2021 has been a remarkable year for the fintech market, with a record number of deals in every major region — including the Americas, Europe, Middle East and Africa (EMEA), and Asia-Pacific. Fintech investment was incredibly strong, with both venture capital (VC) and private equity (PE) investments soaring to record highs. The breadth of fintech solutions attracting investment continued to expand and grow, with surging interest in cryptocurrencies and blockchain, wealthtech and cybersecurity.
Singapore’s fintech industry hit a five-year high at 191 deals transacted in 2021 according to the KPMG Pulse of FinTech H2’21 report. This is a 37% increase compared to 2020’s deal count (139 deals) and a 91% increase from 2019’s figures (100 deals). Total transaction value in Singapore also surged by 59% year-on-year at US$3.94 billion, across VC, PE and merger and acquisition (M&A) deals in 2021, up from US$2.48 billion in 2020.

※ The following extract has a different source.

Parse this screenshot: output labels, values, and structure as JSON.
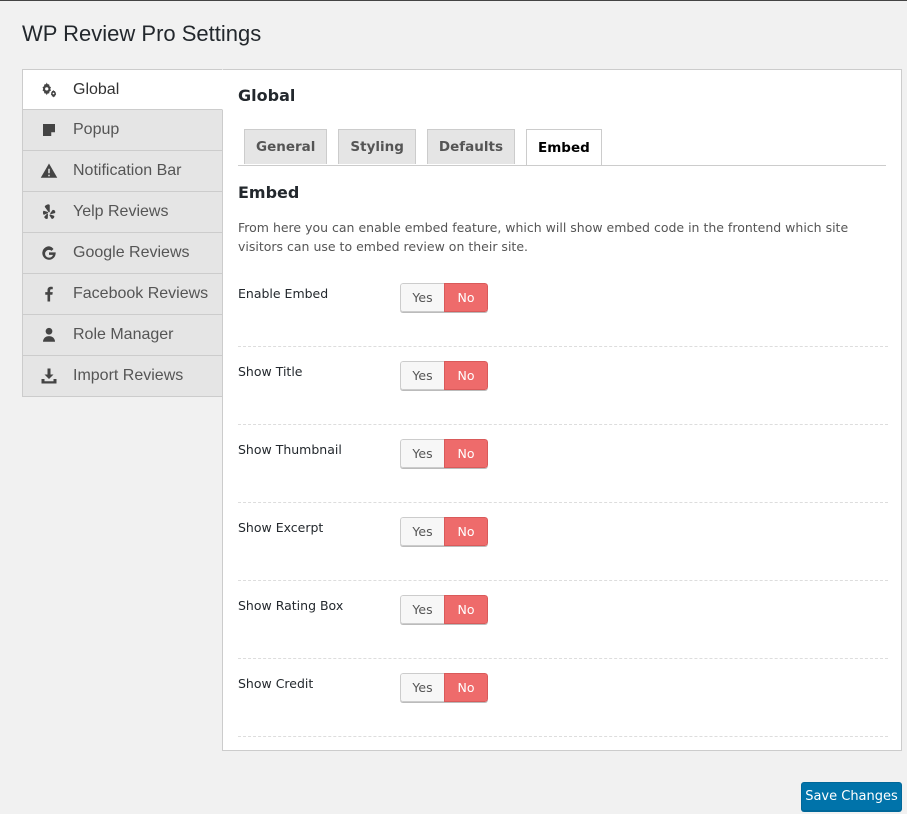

Across 2021, there is a strong sense of renewal with numerous trends working together to drive both established companies and startups to reimagine what financial services means and what it will likely look like in the post-pandemic world.
“2021 has been an incredibly strong year for the fintech market globally, with the number of deals soaring to record highs across the board,” said Anton Ruddenklau, Global Fintech Leader, KPMG International, who is based in Singapore. “We’re seeing an incredible amount of interest in all manner of fintech companies, with record funding in areas like blockchain and crypto, cybersecurity and wealthtech. While payments remain a significant driver of fintech activity, the sector is broadening every day.”
“Cryptocurrencies and blockchain are expected to remain very hot areas of investment in 2022, with more crypto firms looking to regulators to provide clear guidance on activities in order to help foster and develop the space. In Singapore, the surge in investments into crypto and blockchain have also outpaced that of payments which long held the top spot here,” said Anton. “Given how many banks are beginning to see the major limitations inherent in their legacy architecture and technologies, we are also expecting a surge in investment into banking replacements able to help them rethink core banking services.”